Well three things. Maybe they’re not that funny, but I thought they were at the time.
For any of you seeking to publish—read that, anything— you’re familiar with the finality and the accompanying anxiety of letting go of the final copy. Here are a few things that happened after I had ‘finished’ the manuscript for “Season’s Stranger” and submitted it for editing.
As I was binge-watching Grey’s Anatomy several months ago (no, I had never seen more than an episode or two), I came upon the episode where two youths with Cystic Fibrosis were in love. I found out for the first time that an intimate relationship between two individuals with CF was nearly always a death sentence. Two important characters in “Season’s Stranger” were married and as originally written, both had CF. I had no time to do an extensive rewrite, so I had to email the editor with some retrofitted sentences.
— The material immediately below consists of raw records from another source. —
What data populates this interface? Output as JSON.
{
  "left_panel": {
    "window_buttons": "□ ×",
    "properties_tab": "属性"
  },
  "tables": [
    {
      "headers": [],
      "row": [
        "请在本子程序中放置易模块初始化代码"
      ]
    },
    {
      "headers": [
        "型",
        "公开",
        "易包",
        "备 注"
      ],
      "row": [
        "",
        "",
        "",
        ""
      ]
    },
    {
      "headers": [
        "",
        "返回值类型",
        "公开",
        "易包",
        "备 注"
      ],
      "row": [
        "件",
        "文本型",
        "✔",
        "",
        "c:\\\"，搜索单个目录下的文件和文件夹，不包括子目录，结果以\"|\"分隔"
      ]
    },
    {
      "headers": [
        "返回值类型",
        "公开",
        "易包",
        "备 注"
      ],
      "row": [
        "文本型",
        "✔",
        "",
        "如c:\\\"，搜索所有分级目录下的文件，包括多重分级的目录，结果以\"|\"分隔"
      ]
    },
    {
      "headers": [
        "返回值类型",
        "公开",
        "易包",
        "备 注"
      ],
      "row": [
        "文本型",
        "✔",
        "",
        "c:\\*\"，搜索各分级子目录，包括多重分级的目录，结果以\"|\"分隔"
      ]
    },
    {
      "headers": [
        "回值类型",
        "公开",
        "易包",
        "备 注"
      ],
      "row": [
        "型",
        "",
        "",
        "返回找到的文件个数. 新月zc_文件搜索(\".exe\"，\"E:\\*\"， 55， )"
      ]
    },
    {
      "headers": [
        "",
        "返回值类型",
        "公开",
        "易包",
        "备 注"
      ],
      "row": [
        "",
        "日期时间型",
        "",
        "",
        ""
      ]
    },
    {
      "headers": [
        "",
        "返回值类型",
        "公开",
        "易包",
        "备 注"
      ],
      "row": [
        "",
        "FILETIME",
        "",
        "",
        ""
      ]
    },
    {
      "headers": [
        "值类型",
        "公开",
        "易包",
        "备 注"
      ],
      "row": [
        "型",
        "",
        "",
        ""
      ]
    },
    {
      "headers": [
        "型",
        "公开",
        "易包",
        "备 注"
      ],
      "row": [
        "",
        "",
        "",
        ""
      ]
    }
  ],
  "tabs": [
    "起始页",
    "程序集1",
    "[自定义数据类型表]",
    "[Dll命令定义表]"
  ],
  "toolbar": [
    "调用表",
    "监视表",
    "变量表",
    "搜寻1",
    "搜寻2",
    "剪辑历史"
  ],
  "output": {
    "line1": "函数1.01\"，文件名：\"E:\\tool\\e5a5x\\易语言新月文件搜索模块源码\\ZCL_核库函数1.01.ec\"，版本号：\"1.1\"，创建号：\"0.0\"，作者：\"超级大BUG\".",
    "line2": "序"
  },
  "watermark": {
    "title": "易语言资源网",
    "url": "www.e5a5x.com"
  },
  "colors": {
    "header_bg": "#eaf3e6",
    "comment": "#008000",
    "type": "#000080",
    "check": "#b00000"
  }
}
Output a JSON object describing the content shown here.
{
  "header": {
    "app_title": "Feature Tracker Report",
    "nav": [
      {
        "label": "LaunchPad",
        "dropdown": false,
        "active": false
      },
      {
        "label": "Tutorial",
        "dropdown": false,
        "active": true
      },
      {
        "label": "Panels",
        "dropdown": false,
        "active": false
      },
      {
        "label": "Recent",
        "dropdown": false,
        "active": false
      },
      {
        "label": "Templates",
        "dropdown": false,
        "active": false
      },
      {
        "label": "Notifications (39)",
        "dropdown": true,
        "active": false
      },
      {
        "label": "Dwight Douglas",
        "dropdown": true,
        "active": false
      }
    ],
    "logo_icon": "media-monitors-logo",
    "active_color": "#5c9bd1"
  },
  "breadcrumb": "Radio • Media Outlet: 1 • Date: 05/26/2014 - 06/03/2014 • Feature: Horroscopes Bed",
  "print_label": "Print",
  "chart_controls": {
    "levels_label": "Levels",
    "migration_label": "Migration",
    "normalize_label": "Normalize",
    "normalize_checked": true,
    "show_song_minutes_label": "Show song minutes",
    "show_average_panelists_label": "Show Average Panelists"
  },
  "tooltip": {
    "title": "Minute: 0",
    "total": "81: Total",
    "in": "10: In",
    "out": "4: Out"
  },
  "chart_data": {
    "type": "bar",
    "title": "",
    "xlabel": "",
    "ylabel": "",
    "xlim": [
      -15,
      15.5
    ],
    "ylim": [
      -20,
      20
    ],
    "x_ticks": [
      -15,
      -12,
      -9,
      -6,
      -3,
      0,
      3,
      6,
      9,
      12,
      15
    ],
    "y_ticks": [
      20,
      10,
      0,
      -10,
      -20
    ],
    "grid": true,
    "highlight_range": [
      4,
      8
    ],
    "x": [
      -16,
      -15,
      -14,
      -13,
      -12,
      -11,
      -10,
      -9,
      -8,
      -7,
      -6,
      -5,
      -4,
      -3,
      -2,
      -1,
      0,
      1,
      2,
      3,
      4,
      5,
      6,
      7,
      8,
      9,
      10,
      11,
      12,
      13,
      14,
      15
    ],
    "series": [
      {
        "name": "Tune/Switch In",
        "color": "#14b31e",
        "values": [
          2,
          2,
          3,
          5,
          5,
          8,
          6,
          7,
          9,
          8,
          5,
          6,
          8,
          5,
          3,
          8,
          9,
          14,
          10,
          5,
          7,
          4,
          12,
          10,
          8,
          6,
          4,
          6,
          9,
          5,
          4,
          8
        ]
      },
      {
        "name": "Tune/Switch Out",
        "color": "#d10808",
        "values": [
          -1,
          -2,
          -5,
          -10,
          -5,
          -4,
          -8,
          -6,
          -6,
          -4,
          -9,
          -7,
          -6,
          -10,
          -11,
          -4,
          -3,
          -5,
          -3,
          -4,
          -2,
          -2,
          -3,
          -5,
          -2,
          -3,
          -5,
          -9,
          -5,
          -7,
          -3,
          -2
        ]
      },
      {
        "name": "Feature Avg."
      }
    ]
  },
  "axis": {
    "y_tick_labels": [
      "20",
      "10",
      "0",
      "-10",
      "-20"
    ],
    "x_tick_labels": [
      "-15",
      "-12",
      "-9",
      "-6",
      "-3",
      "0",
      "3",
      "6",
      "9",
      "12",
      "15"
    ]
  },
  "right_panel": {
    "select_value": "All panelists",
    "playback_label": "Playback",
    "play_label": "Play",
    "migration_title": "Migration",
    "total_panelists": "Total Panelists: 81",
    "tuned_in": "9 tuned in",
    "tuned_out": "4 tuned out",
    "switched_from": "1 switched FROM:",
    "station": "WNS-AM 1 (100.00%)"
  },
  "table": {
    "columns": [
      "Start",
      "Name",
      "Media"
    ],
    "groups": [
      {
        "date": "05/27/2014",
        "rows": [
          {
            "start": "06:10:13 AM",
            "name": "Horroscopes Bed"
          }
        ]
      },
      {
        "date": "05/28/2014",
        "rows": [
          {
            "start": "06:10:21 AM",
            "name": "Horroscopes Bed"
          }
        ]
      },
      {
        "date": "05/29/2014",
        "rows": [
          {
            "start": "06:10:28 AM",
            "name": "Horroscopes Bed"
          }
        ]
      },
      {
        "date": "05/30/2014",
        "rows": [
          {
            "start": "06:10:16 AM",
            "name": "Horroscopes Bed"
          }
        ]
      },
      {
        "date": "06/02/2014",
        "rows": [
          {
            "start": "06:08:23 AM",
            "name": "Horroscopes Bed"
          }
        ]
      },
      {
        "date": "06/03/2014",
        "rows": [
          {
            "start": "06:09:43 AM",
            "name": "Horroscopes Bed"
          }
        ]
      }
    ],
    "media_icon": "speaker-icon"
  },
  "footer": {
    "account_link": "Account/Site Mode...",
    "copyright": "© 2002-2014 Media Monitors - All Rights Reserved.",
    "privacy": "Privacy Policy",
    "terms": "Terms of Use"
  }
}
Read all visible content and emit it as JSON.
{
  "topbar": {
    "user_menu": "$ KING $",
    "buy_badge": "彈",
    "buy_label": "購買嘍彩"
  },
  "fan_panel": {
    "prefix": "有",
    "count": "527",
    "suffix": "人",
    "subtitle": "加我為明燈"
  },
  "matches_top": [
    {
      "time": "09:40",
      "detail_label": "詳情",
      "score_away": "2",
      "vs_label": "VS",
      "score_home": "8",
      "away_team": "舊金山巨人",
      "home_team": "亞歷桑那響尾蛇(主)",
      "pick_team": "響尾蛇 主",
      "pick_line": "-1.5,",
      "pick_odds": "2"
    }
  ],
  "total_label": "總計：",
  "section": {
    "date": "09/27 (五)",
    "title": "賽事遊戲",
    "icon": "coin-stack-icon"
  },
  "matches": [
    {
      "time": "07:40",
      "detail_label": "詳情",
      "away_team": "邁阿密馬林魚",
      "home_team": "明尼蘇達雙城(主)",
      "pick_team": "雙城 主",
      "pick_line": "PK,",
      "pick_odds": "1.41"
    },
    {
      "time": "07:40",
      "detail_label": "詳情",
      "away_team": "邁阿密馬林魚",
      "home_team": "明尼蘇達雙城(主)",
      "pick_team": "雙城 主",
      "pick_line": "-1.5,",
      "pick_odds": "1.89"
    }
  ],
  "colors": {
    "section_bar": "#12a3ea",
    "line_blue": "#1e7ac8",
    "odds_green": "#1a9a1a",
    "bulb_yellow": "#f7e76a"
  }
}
Later in the process, I was watching an episode of Hoda and Kathie Lee. Good thing for television, huh? One of their male guests used the word ‘manscape,’ which I had used in the book. Kathie Lee bravely asked, “What is manscape?” The guest laughed and suggested, “Use your imagination . . . or Google it.” I did. I had heard it used almost synonymous with enjoying a landscape only the view was of men, and that was how I used it. It prompted another email to the editor who replied, “I’ve heard it used the way you used it. I really liked that passage.”
I, too, really liked the passage—if only it contained the conventional use of the term (if convention applies here)! It was deleted. Sigh!
Then there was a paragraph ravaged by the editor threatening to impact the trajectory of the novel. I pushed back and realized he didn’t know one of the subplots involved autoerotic asphyxiation, though I never used the term. When I told him, he was aghast that he hadn’t picked up on it. He replied, “You have to make that clear!” My response, “Oh no I don’t! My 60something-year-old sister picked up on it!” But I did make some changes. Minimal rewrites, without the term, probably made it clear to anyone who read the novel. At least I think it did.
Certainly, these bumps in the road do not represent the real challenges of publishing—the least of which is the writing of course!